The UK’s departure from the Internal Energy Market is particularly a problem for the supply of electricity, which is governed by the auctions. “Britain has lost access to implicit day-ahead and intraday market coupling arrangements on electricity interconnectors,” says the law firm Norton Rose Fulbright. In February, Power Engineering International reported that the UK had cut its use of the electricity interconnectors – under-water cables – that transfer energy between Britain and the EU. By February, this reduced usage had already “led to an increase in the frequency of extreme prices”, the site said.
Indeed, according to the energy price comparison site Bionic, the interconnectors “help [to] balance energy supplies and guarantee supply when wind and solar power is unavailable.” As mentioned, a deficit of wind energy has been one explanation offered for the current high prices.
However, leaving the EU also reportedly raises the cost of supplying gas, on which the UK heavily relies. Multiple interconnectors currently link both gas and electricity from Britain to the continent. Bloomberg reports that the interconnectors are now “more costly to manage” in the wake of Brexit – presumably due to higher barriers to trade and therefore costs. Ergo, importing gas as well as electricity has become more expensive. Almost half of the UK’s gas supply is imported from the continent.
These rising costs also haven’t been offset by the promise made by Johnson and Gove prior to the referendum: that they would cut VAT on household energy bills after we left the EU. While this broken promise hasn’t increased prices, it certainly hasn’t helped to reduce them.
The comments made by Johnson and Gove to the Sun in 2016 claimed that taxes would be higher if the UK remained in the EU. In reality, ordinary people are being hit financially after its departure from the bloc.
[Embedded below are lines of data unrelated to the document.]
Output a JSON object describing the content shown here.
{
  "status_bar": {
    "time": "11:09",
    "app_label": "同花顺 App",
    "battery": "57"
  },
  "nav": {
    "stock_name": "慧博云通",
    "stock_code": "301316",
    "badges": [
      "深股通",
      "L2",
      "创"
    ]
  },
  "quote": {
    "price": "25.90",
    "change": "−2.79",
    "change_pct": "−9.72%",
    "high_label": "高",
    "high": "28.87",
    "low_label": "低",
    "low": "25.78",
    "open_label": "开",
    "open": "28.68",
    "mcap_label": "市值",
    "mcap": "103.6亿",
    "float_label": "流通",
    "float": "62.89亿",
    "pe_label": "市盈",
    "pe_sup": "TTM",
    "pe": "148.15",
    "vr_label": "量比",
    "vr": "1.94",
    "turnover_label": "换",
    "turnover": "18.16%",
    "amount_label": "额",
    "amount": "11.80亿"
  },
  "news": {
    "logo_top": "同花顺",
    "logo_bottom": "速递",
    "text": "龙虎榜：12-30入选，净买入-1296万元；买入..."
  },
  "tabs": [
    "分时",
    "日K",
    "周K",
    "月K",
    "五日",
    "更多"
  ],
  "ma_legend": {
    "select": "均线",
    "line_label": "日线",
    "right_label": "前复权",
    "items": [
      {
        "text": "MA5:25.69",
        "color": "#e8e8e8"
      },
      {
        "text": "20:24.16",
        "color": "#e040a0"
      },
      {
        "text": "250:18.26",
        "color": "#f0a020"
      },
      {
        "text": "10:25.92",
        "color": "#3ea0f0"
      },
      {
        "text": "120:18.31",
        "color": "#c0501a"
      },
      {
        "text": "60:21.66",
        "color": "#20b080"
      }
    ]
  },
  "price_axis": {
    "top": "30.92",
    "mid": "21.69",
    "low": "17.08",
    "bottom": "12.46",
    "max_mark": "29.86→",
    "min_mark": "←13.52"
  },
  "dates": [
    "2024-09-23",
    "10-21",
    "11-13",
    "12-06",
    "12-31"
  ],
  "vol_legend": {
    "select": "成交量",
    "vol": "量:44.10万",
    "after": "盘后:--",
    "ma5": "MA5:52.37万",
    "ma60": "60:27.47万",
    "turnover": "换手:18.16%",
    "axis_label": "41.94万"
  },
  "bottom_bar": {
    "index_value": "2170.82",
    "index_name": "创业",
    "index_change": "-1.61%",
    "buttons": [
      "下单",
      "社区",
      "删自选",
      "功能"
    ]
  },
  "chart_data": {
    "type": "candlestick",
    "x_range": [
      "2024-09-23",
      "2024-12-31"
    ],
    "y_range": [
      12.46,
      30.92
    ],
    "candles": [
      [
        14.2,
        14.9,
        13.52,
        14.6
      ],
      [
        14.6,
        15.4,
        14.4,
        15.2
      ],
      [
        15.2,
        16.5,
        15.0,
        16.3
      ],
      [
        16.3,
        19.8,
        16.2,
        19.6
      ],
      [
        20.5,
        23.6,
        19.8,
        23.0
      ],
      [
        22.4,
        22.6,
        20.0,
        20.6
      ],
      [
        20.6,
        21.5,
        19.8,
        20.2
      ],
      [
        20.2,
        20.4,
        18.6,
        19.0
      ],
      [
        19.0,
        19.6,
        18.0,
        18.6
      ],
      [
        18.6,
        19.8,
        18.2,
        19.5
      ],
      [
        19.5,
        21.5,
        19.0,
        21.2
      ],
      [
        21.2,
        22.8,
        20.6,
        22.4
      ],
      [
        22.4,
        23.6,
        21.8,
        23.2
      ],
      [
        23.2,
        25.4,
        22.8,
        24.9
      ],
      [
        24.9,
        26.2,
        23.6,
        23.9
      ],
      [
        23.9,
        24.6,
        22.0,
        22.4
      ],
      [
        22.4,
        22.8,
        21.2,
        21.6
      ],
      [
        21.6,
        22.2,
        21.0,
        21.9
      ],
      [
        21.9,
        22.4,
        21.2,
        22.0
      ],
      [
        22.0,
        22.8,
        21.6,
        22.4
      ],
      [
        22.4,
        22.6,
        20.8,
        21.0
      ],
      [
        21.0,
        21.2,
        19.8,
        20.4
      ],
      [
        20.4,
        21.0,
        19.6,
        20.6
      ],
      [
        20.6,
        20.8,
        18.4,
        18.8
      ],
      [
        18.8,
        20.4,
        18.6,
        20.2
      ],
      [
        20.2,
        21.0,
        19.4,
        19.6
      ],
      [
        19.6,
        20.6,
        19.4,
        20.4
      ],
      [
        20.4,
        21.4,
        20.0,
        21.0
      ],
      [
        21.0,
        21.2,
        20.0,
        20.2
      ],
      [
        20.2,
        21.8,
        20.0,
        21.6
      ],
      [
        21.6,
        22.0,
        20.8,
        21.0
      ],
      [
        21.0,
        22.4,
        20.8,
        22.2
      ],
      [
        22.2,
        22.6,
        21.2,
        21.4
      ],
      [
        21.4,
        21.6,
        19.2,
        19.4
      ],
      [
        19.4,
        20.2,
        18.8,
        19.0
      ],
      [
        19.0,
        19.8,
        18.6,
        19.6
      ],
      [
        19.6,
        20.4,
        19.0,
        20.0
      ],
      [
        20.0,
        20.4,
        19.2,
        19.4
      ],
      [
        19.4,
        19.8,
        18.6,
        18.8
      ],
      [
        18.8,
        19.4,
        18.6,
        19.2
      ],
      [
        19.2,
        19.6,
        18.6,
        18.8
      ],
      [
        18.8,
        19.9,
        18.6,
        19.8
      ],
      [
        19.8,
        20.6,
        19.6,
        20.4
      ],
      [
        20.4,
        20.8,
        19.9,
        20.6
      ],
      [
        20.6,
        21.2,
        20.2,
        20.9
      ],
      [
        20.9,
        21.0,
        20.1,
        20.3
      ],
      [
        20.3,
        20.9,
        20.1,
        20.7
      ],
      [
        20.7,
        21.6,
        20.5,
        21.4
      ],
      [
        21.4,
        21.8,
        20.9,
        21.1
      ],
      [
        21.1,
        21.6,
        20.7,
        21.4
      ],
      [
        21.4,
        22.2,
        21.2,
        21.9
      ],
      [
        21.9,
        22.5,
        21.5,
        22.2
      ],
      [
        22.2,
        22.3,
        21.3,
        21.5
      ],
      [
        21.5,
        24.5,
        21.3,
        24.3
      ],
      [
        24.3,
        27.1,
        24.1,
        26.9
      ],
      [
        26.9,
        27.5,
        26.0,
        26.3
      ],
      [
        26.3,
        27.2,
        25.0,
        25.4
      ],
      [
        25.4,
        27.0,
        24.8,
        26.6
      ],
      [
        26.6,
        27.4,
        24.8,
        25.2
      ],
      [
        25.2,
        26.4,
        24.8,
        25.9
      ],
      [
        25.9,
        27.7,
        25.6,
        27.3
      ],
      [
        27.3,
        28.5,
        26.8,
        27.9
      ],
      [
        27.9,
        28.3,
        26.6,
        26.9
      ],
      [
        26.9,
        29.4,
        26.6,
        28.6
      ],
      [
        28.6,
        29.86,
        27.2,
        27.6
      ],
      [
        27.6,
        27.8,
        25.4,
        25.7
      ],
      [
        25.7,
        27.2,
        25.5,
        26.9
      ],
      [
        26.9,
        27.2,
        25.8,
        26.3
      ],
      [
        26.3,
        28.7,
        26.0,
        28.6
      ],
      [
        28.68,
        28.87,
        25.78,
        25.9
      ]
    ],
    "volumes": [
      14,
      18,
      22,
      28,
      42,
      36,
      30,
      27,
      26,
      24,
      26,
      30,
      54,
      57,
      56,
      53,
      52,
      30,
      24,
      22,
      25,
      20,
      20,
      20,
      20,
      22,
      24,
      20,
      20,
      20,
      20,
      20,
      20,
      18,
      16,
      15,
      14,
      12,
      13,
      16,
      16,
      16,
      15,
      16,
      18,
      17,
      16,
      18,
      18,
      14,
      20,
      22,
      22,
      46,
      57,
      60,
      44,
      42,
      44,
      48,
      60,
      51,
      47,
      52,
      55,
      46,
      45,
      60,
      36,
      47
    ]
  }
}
As Sian Norris explains, the Government intends to cut the uplift in Universal Credit implemented during the Coronavirus pandemic – impacting nearly six million people, including 1.9 million families with children, at a cost of £1,040 a year on average. At the same time, many of these same people are being asked to pay more in National Insurance contributions to fund an injection of Government spending into the NHS.
Alongside energy price rises, it seems as though the coming months will be perilous for a vast number of low-income families.